Research with Boomers and Seniors: 3 things you need to know
With ever-increasing longevity, Baby Boomer and Senior populations continue to grow at an incredible pace. Their careers are lasting longer, they are more active than ever before, and enjoy more disposable income than their predecessors. As you think through your strategy for including Boomers and Seniors in qualitative research, there are a few considerations to ensure you get the most out of your engagement with these groups.
With ever-increasing longevity, Baby Boomer and Senior populations continue to grow at an incredible pace. Their careers are lasting longer, they are more active than ever before, and enjoy more disposable income than their predecessors. All of these things, coupled with greater interest, time, and loyalty make these groups ideal for many QMR projects. In fact, as time goes on, understanding how these segments fit into your overall research goals won’t be an option … it will be a necessity. As you think through your strategy for including Boomers and Seniors in qualitative research, there are a few things we think should be considered to ensure you get the most out of your engagement with these groups.
When it comes to research, Boomers and Seniors are distinct groups, with unique needs
This may seem obvious—then again, it may not—but Boomers and Seniors, on the whole, are two very different populations. Accordingly, it’s important they not be treated as one homogeneous group when designing research projects.
As Boomers “come of age,” for example, they remain active, vital, and engaged in a way not seen in aging populations of past generations. They travel, they adopt technology, and they continue to work well beyond traditional retirement age. As Ken Dychtwald, Ph.D., author of Age Wave and Wave Power said, "Boomers don't just populate existing life stages or consumer trends, they transform them." Because of that, they can be engaged in research using novel, innovative approaches; they can handle a faster pace, and less instruction; and they can be engaged in multiple settings with, in many cases, a fairly flexible schedule.
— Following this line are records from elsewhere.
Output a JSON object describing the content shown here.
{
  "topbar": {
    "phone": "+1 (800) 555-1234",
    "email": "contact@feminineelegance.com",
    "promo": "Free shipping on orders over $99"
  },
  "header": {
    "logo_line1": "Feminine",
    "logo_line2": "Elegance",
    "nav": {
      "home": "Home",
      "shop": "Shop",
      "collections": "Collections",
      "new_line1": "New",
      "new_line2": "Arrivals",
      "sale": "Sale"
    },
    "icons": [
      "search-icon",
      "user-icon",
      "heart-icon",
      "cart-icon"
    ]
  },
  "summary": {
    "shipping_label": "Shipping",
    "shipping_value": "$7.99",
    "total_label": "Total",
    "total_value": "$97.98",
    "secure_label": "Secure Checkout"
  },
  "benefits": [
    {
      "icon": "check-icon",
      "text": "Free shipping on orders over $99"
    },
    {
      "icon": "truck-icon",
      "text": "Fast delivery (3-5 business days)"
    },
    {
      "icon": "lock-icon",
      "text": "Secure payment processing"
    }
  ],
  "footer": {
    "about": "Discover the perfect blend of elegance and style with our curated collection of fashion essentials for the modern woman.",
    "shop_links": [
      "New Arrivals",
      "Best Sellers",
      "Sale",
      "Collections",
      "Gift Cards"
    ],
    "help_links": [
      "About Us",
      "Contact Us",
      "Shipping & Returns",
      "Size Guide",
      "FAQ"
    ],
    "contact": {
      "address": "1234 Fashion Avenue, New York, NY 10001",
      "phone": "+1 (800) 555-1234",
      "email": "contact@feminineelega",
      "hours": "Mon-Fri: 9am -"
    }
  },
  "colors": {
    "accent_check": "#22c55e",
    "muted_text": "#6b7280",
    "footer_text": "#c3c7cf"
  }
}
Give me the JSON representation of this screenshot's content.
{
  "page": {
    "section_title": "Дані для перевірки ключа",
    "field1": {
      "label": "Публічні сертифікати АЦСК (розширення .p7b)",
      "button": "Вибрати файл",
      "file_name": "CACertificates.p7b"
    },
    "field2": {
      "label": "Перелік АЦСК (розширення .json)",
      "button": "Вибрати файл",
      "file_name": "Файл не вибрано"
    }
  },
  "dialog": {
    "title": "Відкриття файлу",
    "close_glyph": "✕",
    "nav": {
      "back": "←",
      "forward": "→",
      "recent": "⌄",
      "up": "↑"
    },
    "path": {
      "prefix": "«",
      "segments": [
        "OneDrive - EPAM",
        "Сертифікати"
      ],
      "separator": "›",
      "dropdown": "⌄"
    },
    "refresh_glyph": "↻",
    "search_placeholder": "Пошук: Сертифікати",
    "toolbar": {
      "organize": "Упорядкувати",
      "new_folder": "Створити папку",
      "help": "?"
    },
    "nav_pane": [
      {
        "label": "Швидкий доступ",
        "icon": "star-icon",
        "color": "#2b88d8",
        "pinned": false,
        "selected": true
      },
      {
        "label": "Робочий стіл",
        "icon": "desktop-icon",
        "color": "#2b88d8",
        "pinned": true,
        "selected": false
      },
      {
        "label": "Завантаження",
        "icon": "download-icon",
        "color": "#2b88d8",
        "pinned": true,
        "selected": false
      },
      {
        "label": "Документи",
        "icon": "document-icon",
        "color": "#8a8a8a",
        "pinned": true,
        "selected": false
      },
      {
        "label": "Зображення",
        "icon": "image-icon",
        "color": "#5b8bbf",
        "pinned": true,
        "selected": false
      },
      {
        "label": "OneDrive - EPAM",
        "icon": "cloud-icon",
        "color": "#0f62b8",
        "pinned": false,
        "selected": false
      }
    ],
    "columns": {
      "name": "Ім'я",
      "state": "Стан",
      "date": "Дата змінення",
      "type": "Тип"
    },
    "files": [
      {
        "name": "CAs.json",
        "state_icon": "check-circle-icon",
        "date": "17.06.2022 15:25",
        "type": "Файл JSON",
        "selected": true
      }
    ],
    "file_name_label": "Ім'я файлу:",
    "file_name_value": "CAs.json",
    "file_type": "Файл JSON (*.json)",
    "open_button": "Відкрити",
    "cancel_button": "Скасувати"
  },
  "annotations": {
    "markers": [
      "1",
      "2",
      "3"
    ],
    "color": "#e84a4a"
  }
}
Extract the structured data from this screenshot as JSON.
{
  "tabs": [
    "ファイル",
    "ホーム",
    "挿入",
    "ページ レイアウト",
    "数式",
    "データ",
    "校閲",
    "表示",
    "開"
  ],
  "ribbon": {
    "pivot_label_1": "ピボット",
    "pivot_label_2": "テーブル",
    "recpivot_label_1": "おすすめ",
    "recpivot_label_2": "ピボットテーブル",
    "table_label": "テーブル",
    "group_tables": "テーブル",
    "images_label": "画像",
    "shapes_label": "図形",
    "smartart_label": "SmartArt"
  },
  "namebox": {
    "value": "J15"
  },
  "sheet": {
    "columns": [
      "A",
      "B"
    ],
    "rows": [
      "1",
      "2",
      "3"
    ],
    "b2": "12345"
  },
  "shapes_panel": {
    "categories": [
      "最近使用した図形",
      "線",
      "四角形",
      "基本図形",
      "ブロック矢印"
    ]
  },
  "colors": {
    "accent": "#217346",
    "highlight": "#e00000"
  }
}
Seniors, on the other hand, tend to have more set patterns of behavior and, while enthusiastic about research, are typically more cautious and need reassurance about their participation. They can require more time to complete an assignment, and at times need to be kept on task, requiring an astute moderator to keep the project moving without alienating or upsetting the participants. Perhaps most important of all, Seniors’ mobility and accessibility can vary widely among a single group of participants, so designing a project that can flex to meet those needs is key.
Research with older populations doesn’t have to be complicated; in fact, it can be easier than you think
Boomers and Seniors may represent two very specific demographics, each with their own unique needs, but when it comes to research, they can be every bit as savvy as their younger counterparts; and that can simplify many of the projects that involve them.
We routinely use online and interactive methods with boomer and senior populations, including online bulletin boards, webcams, and smart phones. It may sounds strange, but there are few methods we are unable to employ with participants in either group. That said, when in-person meetings are required, these participants are rarely late, and need little reminding of the commitment. Perhaps best of all, they have the tendency to stay engaged, they do their homework, and they work hard to meet the objectives of the project. Likewise, older participants, in our experience, are very forthright in their responses, and are much less likely to be swayed by the group, providing a wealth of actionable, authentic insights that add a great deal of value for our clients.
Boomers and Seniors can be—and often are--underutilized; don’t be afraid to reach out for the benefit of your product or service.
One of the interesting things about Boomers and Seniors is the fact that they are often overlooked by many of today’s companies. They are a large population, with significant purchasing power, and are highly engaged in their interaction with the marketplace. That said, many companies run the risk of overlooking this group, as evidenced by the design and implementation of many products either targeted at them directly (products that categorize aging as undesirable or unflattering), or those that ignore their existence entirely (think smart phones and tablet computers). It’s important to remember that the aging populations in this country and around the world are larger than they’ve ever been, and they will continue to grow for the foreseeable future. With an interest in the market, the time to take stock of what’s going on around them and, in many cases, the income to react definitively to that knowledge, Doyle believes including Boomers and Seniors in research projects doesn’t just make good sense, it’s good business.